The students in math professor Jan Koop’s summer workshops this year used pattern blocks, geoboards and other hands-on teaching tools to understand mathematical concepts. In their quest for better math understanding, the students also made a quilt of geometric shapes cut from construction paper—a visual representation of fractions and symmetry—which now hangs on Koop’s office door.
Koop’s students were 43 elementary school teachers and two principals from Gladiola and West Elementary schools in Wyoming and West Side Christian School in Grand Rapids. They are participants in a $220,000 “Improving Teacher Quality Grant” from the Michigan Department of Education.
Koop is working with these local educators to improve their knowledge and teaching of math. For many of these teachers, Koop emphasized, math is not a specialty.
Teaching math concepts
“They teach science and math and, sometimes, PE too …,” she said. “They don’t tend to have strong backgrounds in math. They probably didn’t deeply understand the mathematics that they learned as they grew up. Like many of us,” Koop summarized, “they are people who very conscientiously learned their multiplication tables but didn’t know why the answers made sense.”
To encourage deep understanding Koop welcomes the teachers to two weeklong workshops held in consecutive summers and a total of five days of instruction during the school year.

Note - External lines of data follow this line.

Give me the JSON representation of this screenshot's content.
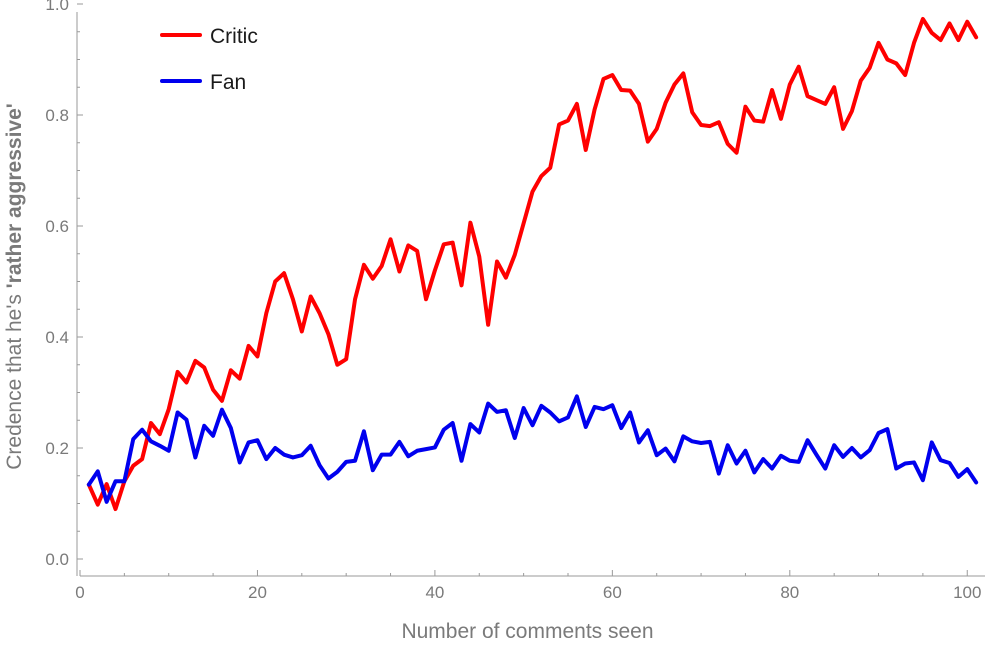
{
  "chart_data": {
    "type": "line",
    "xlabel": "Number of comments seen",
    "ylabel_prefix": "Credence that he's ",
    "ylabel_emphasis": "'rather aggressive'",
    "xlim": [
      0,
      102
    ],
    "ylim": [
      0.0,
      1.0
    ],
    "xticks": [
      0,
      20,
      40,
      60,
      80,
      100
    ],
    "yticks": [
      "0.0",
      "0.2",
      "0.4",
      "0.6",
      "0.8",
      "1.0"
    ],
    "legend_position": "top-left",
    "x_start": 1,
    "series": [
      {
        "name": "Critic",
        "color": "#ff0000",
        "values": [
          0.134,
          0.098,
          0.135,
          0.09,
          0.14,
          0.168,
          0.18,
          0.245,
          0.225,
          0.27,
          0.337,
          0.318,
          0.357,
          0.345,
          0.305,
          0.285,
          0.34,
          0.325,
          0.384,
          0.365,
          0.443,
          0.5,
          0.515,
          0.468,
          0.41,
          0.473,
          0.443,
          0.405,
          0.35,
          0.36,
          0.468,
          0.53,
          0.505,
          0.528,
          0.576,
          0.518,
          0.565,
          0.555,
          0.468,
          0.52,
          0.567,
          0.57,
          0.493,
          0.606,
          0.545,
          0.422,
          0.536,
          0.507,
          0.548,
          0.605,
          0.662,
          0.69,
          0.705,
          0.783,
          0.79,
          0.82,
          0.737,
          0.81,
          0.865,
          0.872,
          0.845,
          0.844,
          0.82,
          0.752,
          0.775,
          0.822,
          0.855,
          0.875,
          0.805,
          0.782,
          0.78,
          0.787,
          0.748,
          0.732,
          0.815,
          0.79,
          0.788,
          0.845,
          0.793,
          0.855,
          0.887,
          0.834,
          0.827,
          0.82,
          0.85,
          0.775,
          0.807,
          0.862,
          0.885,
          0.93,
          0.9,
          0.893,
          0.872,
          0.93,
          0.973,
          0.948,
          0.935,
          0.965,
          0.935,
          0.968,
          0.94
        ]
      },
      {
        "name": "Fan",
        "color": "#0000ee",
        "values": [
          0.134,
          0.158,
          0.103,
          0.14,
          0.14,
          0.216,
          0.233,
          0.212,
          0.204,
          0.195,
          0.264,
          0.251,
          0.183,
          0.24,
          0.222,
          0.269,
          0.236,
          0.174,
          0.21,
          0.214,
          0.18,
          0.2,
          0.188,
          0.183,
          0.187,
          0.204,
          0.169,
          0.145,
          0.157,
          0.175,
          0.177,
          0.23,
          0.16,
          0.188,
          0.188,
          0.211,
          0.185,
          0.195,
          0.198,
          0.201,
          0.233,
          0.245,
          0.177,
          0.243,
          0.228,
          0.28,
          0.265,
          0.268,
          0.218,
          0.272,
          0.241,
          0.276,
          0.264,
          0.248,
          0.255,
          0.293,
          0.238,
          0.274,
          0.27,
          0.277,
          0.236,
          0.264,
          0.21,
          0.232,
          0.187,
          0.199,
          0.176,
          0.221,
          0.212,
          0.209,
          0.211,
          0.154,
          0.205,
          0.172,
          0.195,
          0.156,
          0.18,
          0.163,
          0.186,
          0.177,
          0.175,
          0.214,
          0.188,
          0.163,
          0.205,
          0.184,
          0.2,
          0.183,
          0.196,
          0.227,
          0.234,
          0.163,
          0.172,
          0.174,
          0.142,
          0.21,
          0.178,
          0.173,
          0.148,
          0.162,
          0.138
        ]
      }
    ]
  }
}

In addition, the teachers receive in-school coaching in their classrooms.
“We encourage teachers to teach in a way that encourages their students to investigate math concepts,” said Koop. Teachers in the summer workshops devise strategies for learning mathematics concepts, and they create lesson plans to employ those strategies. “We emphasize understanding of the mathematical content, connections to other areas of mathematics, good pedagogy and communication in the classroom,” she said.
The teaching team
Koop has enlisted a cadre of consultants to assist with the workshops: from Hope College, mathematics professor Mary DeYoung and from Calvin, education professors Deb Buursma and Jane Genzink. Educators from the Kent Intermediate School District will lend their expertise in English language learning. “There’s a special challenge to teaching mathematics to people who don’t have English as their first language,” said Koop.
Sessions discussing the Common Core mathematics requirements are also important to the teachers who are trying to adjust their teaching to match this brand-new set of grade-level requirements in the state of Michigan.

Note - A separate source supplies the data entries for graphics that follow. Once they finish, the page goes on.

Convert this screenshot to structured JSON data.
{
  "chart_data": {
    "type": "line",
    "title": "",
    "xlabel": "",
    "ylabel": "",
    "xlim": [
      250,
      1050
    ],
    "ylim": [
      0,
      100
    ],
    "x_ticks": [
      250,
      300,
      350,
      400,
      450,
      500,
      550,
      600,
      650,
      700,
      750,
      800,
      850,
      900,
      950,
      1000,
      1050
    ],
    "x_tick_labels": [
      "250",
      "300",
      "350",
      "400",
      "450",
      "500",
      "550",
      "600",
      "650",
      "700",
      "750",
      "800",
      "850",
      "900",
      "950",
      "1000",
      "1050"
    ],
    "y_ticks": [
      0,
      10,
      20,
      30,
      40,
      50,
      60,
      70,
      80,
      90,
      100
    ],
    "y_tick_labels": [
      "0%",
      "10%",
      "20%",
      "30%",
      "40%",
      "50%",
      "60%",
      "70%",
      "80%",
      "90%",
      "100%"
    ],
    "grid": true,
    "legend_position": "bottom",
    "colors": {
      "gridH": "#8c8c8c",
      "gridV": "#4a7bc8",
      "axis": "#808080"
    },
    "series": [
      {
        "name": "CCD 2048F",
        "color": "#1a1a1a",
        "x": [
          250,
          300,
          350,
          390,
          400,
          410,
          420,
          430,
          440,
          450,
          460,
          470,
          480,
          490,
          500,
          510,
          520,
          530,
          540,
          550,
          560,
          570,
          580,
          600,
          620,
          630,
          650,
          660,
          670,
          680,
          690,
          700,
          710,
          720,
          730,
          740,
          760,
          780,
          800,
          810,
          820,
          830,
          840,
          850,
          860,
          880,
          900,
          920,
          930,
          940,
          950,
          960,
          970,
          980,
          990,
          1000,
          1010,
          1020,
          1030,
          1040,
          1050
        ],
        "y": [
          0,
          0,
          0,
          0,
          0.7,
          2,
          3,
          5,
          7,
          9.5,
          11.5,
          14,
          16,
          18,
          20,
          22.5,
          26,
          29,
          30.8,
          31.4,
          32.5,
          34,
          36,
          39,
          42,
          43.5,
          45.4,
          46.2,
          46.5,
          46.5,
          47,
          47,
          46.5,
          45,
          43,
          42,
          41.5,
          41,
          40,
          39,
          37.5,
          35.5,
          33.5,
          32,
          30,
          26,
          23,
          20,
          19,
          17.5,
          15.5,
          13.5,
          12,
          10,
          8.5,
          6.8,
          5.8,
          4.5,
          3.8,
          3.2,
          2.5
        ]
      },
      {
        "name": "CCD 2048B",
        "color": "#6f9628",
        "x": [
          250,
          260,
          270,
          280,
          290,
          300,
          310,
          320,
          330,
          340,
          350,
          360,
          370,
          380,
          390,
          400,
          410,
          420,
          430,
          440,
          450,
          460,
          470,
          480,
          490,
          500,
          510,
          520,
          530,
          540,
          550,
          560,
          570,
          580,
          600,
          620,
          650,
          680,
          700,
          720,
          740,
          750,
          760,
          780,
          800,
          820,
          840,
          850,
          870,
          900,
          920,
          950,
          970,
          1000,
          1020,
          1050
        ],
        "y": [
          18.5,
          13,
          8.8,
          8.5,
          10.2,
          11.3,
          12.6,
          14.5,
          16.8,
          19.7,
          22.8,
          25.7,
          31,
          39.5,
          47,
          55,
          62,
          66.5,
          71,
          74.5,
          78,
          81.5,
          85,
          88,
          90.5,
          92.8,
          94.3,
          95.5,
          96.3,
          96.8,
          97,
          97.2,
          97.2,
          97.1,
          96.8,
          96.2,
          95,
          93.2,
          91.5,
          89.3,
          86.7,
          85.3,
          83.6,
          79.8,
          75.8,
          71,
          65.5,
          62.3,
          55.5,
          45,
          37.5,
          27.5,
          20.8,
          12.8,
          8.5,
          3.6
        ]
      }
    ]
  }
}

Gladiola principal Bruce Cook enjoyed this summer’s workshop: “I know the first week was to expand our minds or blow our minds with math … ,” Cook said. “It’s great to get a jump on the core curriculum with Jan. She’s very knowledgeable.”

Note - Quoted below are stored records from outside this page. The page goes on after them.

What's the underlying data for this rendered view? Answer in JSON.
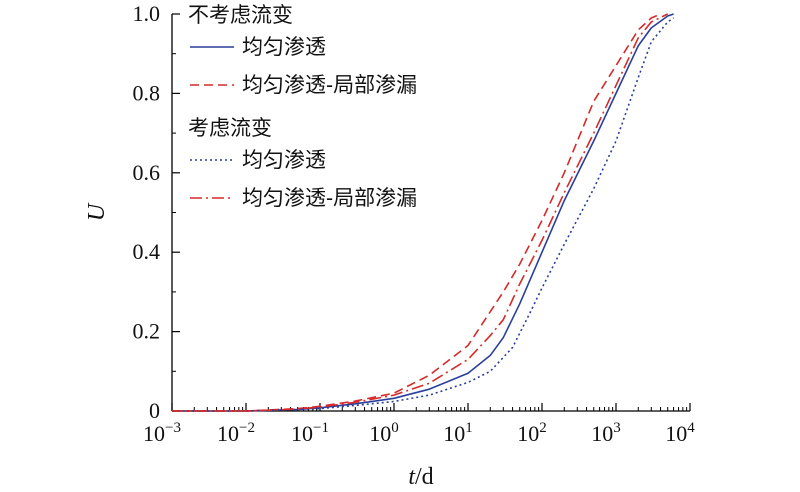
{
  "chart_data": {
    "type": "line",
    "xscale": "log",
    "xlim": [
      0.001,
      10000
    ],
    "ylim": [
      0,
      1
    ],
    "x_tick_labels": [
      {
        "base": "10",
        "exp": "−3"
      },
      {
        "base": "10",
        "exp": "−2"
      },
      {
        "base": "10",
        "exp": "−1"
      },
      {
        "base": "10",
        "exp": "0"
      },
      {
        "base": "10",
        "exp": "1"
      },
      {
        "base": "10",
        "exp": "2"
      },
      {
        "base": "10",
        "exp": "3"
      },
      {
        "base": "10",
        "exp": "4"
      }
    ],
    "y_tick_labels": [
      "0",
      "0.2",
      "0.4",
      "0.6",
      "0.8",
      "1.0"
    ],
    "xlabel": {
      "italic": "t",
      "rest": "/d"
    },
    "ylabel": "U",
    "grid": false,
    "legend_position": "top-left",
    "legend_groups": [
      "不考虑流变",
      "考虑流变"
    ],
    "series": [
      {
        "name": "均匀渗透",
        "group": 0,
        "style": "solid",
        "color": "#2a3f9a",
        "points": [
          [
            0.001,
            0
          ],
          [
            0.01,
            0
          ],
          [
            0.05,
            0.004
          ],
          [
            0.1,
            0.008
          ],
          [
            0.3,
            0.018
          ],
          [
            1,
            0.032
          ],
          [
            3,
            0.055
          ],
          [
            10,
            0.095
          ],
          [
            20,
            0.14
          ],
          [
            30,
            0.185
          ],
          [
            50,
            0.27
          ],
          [
            100,
            0.4
          ],
          [
            200,
            0.53
          ],
          [
            500,
            0.68
          ],
          [
            1000,
            0.8
          ],
          [
            2000,
            0.92
          ],
          [
            3000,
            0.965
          ],
          [
            5000,
            0.995
          ],
          [
            6000,
            1.0
          ]
        ]
      },
      {
        "name": "均匀渗透-局部渗漏",
        "group": 0,
        "style": "dashed",
        "color": "#d42a2a",
        "points": [
          [
            0.001,
            0
          ],
          [
            0.01,
            0
          ],
          [
            0.05,
            0.006
          ],
          [
            0.1,
            0.012
          ],
          [
            0.3,
            0.025
          ],
          [
            1,
            0.045
          ],
          [
            3,
            0.09
          ],
          [
            10,
            0.165
          ],
          [
            30,
            0.3
          ],
          [
            50,
            0.37
          ],
          [
            100,
            0.48
          ],
          [
            200,
            0.6
          ],
          [
            500,
            0.78
          ],
          [
            1000,
            0.87
          ],
          [
            2000,
            0.96
          ],
          [
            3000,
            0.99
          ],
          [
            4000,
            1.0
          ]
        ]
      },
      {
        "name": "均匀渗透",
        "group": 1,
        "style": "dotted",
        "color": "#2a3f9a",
        "points": [
          [
            0.001,
            0
          ],
          [
            0.01,
            0
          ],
          [
            0.1,
            0.006
          ],
          [
            0.3,
            0.014
          ],
          [
            1,
            0.024
          ],
          [
            3,
            0.04
          ],
          [
            10,
            0.072
          ],
          [
            20,
            0.1
          ],
          [
            40,
            0.16
          ],
          [
            70,
            0.25
          ],
          [
            100,
            0.31
          ],
          [
            200,
            0.42
          ],
          [
            500,
            0.56
          ],
          [
            1000,
            0.68
          ],
          [
            2000,
            0.84
          ],
          [
            3000,
            0.93
          ],
          [
            5000,
            0.98
          ],
          [
            6000,
            0.99
          ]
        ]
      },
      {
        "name": "均匀渗透-局部渗漏",
        "group": 1,
        "style": "dashdot",
        "color": "#d42a2a",
        "points": [
          [
            0.001,
            0
          ],
          [
            0.01,
            0
          ],
          [
            0.05,
            0.005
          ],
          [
            0.1,
            0.01
          ],
          [
            0.3,
            0.022
          ],
          [
            1,
            0.04
          ],
          [
            3,
            0.07
          ],
          [
            10,
            0.13
          ],
          [
            20,
            0.19
          ],
          [
            30,
            0.23
          ],
          [
            50,
            0.32
          ],
          [
            100,
            0.43
          ],
          [
            200,
            0.55
          ],
          [
            500,
            0.7
          ],
          [
            1000,
            0.82
          ],
          [
            2000,
            0.94
          ],
          [
            3000,
            0.98
          ],
          [
            5000,
            1.0
          ]
        ]
      }
    ]
  }
}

This is Koop’s third Improving Teacher Quality Grant since 2005. The first partnered Calvin with Alexander and Shawnee Elementary schools and with Oakdale Christian School. The second partnered the college with Godfrey-Lee and Holy Name of Jesus schools. Koop worked with 45 teachers from those schools in a second week-long workshop this summer.
Community of learners
When Koop partners with a school, she trains all of the teachers in a given school building. It’s an approach she hopes will foster a “community of learners” at each school. Genzink, who serves as Calvin’s student teacher supervisor, believes the approach is already paying off:
“It's very exciting to come into the building and see two teachers talking in the hallway about their math lesson! … As we begin to work with the new grant, I'm hopeful that this will happen in these schools as well … When students see their teachers and principal talking about mathematics on a regular basis, they too will become excited and more interested,” Genzink said.
Koop is tracking the results of the workshops, testing teachers (in the summer following their instruction) in both content knowledge and attitudes toward math.
“In this age of increased testing, mathematics is one of two subjects that are tested each year”, said Koop, “so improving mathematics instruction is very important. Developing a flexible and deep understanding of mathematics helps students in everyday tasks and improves their problem solving abilities.”